“这可如何是好?”江南絮慌乱问道。她只觉得太子并没有喜欢江雪怡是件好事,却是从未从另一个角度看问题。
沈千容单手抵在桌面,食指轻扣着额头。好一会儿才抬眼颇是正经的看向她,“上他的床。”
“……”江南絮无比惊异的看着她,一个字都吐不出来,羞窘的连带着发黄的脸颊都泛了明媚的红晕。
沈千容的模样却是仍旧严谨,“这是最好的办法了。目前太子府一正两侧是满的,你唯有上过他的床,进而做了他的妾侍,才能免了日后更多的陷阱,也算一个名正言顺。

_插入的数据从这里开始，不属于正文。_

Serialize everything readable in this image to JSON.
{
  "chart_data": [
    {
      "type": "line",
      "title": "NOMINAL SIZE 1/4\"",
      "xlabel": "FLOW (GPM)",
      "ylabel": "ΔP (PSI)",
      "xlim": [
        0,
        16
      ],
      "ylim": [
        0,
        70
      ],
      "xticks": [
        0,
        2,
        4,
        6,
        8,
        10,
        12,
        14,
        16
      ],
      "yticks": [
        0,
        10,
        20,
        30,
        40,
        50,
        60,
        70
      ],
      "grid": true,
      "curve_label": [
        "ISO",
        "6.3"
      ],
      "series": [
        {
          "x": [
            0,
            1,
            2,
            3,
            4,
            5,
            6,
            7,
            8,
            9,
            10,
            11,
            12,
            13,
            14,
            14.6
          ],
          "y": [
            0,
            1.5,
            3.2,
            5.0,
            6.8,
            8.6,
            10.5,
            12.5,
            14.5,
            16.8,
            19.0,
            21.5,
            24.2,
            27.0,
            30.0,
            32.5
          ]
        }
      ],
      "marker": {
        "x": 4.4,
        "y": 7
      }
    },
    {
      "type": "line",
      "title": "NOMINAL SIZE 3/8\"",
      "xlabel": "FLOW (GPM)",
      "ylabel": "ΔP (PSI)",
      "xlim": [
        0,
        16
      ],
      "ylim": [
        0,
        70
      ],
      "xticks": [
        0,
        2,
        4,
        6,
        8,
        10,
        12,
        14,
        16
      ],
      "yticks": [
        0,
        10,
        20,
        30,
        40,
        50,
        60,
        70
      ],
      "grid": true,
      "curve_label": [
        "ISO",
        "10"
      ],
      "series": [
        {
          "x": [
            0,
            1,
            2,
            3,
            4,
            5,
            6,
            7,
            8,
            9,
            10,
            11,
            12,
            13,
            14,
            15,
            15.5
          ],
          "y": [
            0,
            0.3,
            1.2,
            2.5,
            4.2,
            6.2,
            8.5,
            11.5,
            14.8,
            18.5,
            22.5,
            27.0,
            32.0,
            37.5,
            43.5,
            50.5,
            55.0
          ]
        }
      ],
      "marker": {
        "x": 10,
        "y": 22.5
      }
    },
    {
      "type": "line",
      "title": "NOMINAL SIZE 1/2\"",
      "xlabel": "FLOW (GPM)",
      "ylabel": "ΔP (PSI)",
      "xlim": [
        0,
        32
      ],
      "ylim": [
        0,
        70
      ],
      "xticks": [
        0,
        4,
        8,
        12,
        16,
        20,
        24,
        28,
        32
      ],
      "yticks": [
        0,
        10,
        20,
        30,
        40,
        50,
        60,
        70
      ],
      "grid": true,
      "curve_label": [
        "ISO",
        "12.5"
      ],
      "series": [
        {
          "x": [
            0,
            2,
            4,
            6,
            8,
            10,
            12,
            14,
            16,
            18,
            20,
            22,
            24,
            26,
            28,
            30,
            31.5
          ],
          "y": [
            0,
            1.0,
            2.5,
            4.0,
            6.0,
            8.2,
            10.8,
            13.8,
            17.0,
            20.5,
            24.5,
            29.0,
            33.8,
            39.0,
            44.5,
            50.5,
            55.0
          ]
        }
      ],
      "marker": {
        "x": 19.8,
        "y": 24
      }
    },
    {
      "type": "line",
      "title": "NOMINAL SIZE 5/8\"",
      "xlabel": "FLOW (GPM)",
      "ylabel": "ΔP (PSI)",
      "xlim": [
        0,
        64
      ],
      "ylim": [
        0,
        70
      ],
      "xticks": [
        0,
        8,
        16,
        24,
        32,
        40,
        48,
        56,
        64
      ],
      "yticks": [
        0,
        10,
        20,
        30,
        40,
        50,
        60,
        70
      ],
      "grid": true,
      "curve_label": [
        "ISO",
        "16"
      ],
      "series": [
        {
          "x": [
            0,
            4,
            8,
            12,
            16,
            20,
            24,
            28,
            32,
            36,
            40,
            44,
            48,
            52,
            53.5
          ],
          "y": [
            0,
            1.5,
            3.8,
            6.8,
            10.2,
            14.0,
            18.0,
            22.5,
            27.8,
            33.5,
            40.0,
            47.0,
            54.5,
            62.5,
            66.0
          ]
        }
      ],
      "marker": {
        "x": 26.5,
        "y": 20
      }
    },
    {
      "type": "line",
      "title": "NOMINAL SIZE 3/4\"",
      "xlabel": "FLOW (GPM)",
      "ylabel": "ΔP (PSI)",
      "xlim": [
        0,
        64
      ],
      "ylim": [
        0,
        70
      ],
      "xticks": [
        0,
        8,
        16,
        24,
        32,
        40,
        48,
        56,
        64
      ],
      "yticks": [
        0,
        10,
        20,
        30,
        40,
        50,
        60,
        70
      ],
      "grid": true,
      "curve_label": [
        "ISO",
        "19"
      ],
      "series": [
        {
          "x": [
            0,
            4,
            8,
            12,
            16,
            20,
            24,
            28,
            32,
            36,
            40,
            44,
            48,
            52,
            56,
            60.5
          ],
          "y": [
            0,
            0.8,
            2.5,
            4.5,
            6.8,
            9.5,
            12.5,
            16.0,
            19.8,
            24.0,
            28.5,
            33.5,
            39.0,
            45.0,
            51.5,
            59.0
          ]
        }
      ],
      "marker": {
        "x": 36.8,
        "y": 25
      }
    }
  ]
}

”
“可是……”江南絮局促的咬着唇,“我根本见不到他。”
沈千容面露疑虑,“你日常便候在太子妃身侧,怎会见不到太子?”
“他这几日一直在宫中同皇上商议国事,已经好些天不曾回府。”
沈千容眸光一闪,深知战事在即,她所等的这一道圣旨,也许已经在路上。
“无妨,他总会回府。”沈千容凝着她那一双水盈盈的眼睛,不由得感叹,“你这脸是真的好看,吃了我的药,竟还能这般楚楚可怜。”
“好看有何用?”江南絮极是感伤。
“仍有一事。”沈千容略犹豫了会儿,终是不疾不徐的叮嘱她,“你必须时刻明白,你同你的那位太子妃姐姐和那些侧妃是不同的。即便是争风吃醋,也要明白你的目的是什么。她们为了身份地位,你便要时刻考虑着他这个人。”
“你要懂得想他所想,思他所思。”
“你既真心为他,也为你自己,便要明白即便你做了妾侍仍是承不了他的爱,也承不起那些阴谋算计。”
“至于孩子……”沈千容轻呼一口气,“你若是觉得你能保住你自己和你的孩子性命无忧,那便随你。”
千阳临近将江南絮送走之前,江南絮看着她,终是垂首道了谢。“我很感谢你,但我仍然觉得,你是讨厌我的。”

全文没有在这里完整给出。